It seems like I’ve been marking the passage of time with toothbrushes.
I don’t know why I started doing it or if it’s even Dentist Approved™ but maybe two years ago I set a recurring thing in OmniFocus to tell me to buy a new toothbrush every three months. Like clockwork, I’d go buy a new one when I was told to and then not think about it until I was reminded again. It was systematic. I didn’t have to think about it and I liked it that way.
Recently the time between toothbrushes has seemed to disappear.
The conversations and moments in between pass by quickly and the memories of them have mostly fallen through the cracks. Even though I can recall the fun we had, I can’t remember whether I visited my friends in Toronto this past May or was it already over a year ago? I have to scroll back in my calendar to confirm that it’s been six toothbrushes since that long weekend. My calendar doesn’t have the guts to tell me but I know I’m missing out on some essence of life.
I’m missing out on the way the past can influence the future.
That’s something I’ve started to realize as I try to reflect and recall. My past is engrained in my nature but it doesn’t seem emblazoned in my mind. As I’ve become more aware and mindful of how I can approach my life by design, I feel like I’m much more “forward thinking” and spend less time tracking, reviewing, and thinking about what has passed. I don’t often ask the questions of why or when or what in the past tense, to myself or to others. And even when I do, it’s hard to find answers.
Systems help me solve other problems but I’m not sure a system is what I need to encourage reflection. Part of the problem is just how much of my life has become systematic. When we automate things, we do it to free up cognitive cycles so we can focus that attention in more appropriate places. But I think that we can start to expect ‘automatic’ and then we struggle with the things that aren’t. We’re training ourselves to believe everything should come easily and that software and workflows can solve our problems when many problems are about awareness. They’re about presence and like mindful meditation, presence is a path—a practice—and that’s intrinsic not systematic.
So how do I make it intrinsic to organize my thoughts of things that passed? How can I do it in a way where they are archived and indexed for when my memory fails? It’s not that I want to begin spending a lot of my time reminiscing but I want a practice that means when I do, I can do so well.
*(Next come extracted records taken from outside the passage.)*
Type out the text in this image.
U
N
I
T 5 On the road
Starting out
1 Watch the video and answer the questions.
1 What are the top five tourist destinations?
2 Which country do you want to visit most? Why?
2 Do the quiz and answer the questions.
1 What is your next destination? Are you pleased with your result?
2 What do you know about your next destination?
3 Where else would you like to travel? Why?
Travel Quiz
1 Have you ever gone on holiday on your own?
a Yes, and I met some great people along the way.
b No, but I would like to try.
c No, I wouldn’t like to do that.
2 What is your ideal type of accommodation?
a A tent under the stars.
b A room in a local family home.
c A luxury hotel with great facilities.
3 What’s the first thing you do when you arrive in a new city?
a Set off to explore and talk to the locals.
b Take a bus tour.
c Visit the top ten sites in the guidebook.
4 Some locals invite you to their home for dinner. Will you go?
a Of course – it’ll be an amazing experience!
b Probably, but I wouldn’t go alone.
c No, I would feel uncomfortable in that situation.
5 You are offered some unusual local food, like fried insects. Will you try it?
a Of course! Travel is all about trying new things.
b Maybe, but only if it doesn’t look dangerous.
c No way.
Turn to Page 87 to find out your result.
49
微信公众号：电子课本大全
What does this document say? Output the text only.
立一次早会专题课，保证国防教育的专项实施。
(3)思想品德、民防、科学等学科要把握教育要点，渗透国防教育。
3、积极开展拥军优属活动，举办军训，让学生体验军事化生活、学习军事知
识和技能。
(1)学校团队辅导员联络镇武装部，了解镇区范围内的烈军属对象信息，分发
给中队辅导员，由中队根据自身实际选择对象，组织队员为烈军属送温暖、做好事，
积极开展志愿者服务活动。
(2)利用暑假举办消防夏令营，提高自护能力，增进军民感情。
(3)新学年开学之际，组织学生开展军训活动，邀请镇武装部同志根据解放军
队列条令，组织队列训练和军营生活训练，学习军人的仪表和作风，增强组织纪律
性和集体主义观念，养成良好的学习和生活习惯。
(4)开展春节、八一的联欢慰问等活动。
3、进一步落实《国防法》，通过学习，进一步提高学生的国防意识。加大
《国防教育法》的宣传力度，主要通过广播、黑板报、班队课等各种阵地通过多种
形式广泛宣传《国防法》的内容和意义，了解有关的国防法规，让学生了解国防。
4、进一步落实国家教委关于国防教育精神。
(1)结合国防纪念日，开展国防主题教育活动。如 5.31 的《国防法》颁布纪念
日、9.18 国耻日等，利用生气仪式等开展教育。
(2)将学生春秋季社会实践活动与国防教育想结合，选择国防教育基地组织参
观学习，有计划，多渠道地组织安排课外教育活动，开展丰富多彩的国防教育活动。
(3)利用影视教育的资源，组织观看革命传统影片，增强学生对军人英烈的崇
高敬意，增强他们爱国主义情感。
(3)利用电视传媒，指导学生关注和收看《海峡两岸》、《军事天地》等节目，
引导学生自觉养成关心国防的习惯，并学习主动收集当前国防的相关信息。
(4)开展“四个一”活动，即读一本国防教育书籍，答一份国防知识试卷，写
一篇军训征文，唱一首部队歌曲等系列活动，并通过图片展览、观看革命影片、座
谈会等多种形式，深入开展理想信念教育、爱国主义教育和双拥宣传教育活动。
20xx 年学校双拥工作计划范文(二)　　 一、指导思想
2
I think part of the answer is Day One. It’s not the whole answer though and that’s the challenging part. I already use Day One occasionally and can see benefits in saving things to it but like my friend Andrew Marvin said in a conversation on Alpha, there’s no immediate consequences to not have a practice of writing down what has passed. It can instantly affect us when we forget an idea that we think is genius. A name for the app we’re working on, a sentence we think will pull the whole piece together, that thing we have to grab from the drug store, or a link to the answer which will fix the bug we’ve been working on. We’ve been learning to capture these things before they sublimate into creative despair because having that idea leave us can be painful. But memories fade much slower. It feels like there’s a lot less riding—within our jobs, relationships, and projects—on keeping clarity of the past as remembering what needs to happen in the future.
How can we be as mindful about capturing our past as we are for our future?
I think the answer manifests itself in the idea of it being a practice rather than a system. With a system, B can work and A doesn’t. It’s trial and error. With a practice, it’s a much longer path and one that’s about being aware of the things which bring pure joy, the conversations that have hurt, and the scenes that are beauty in its essence. Those are the moments that we can’t let slip by.
Those are what we need to practice holding on to so when it’s time for a new toothbrush we have moments to embrace which remind us our path is filled with blessings.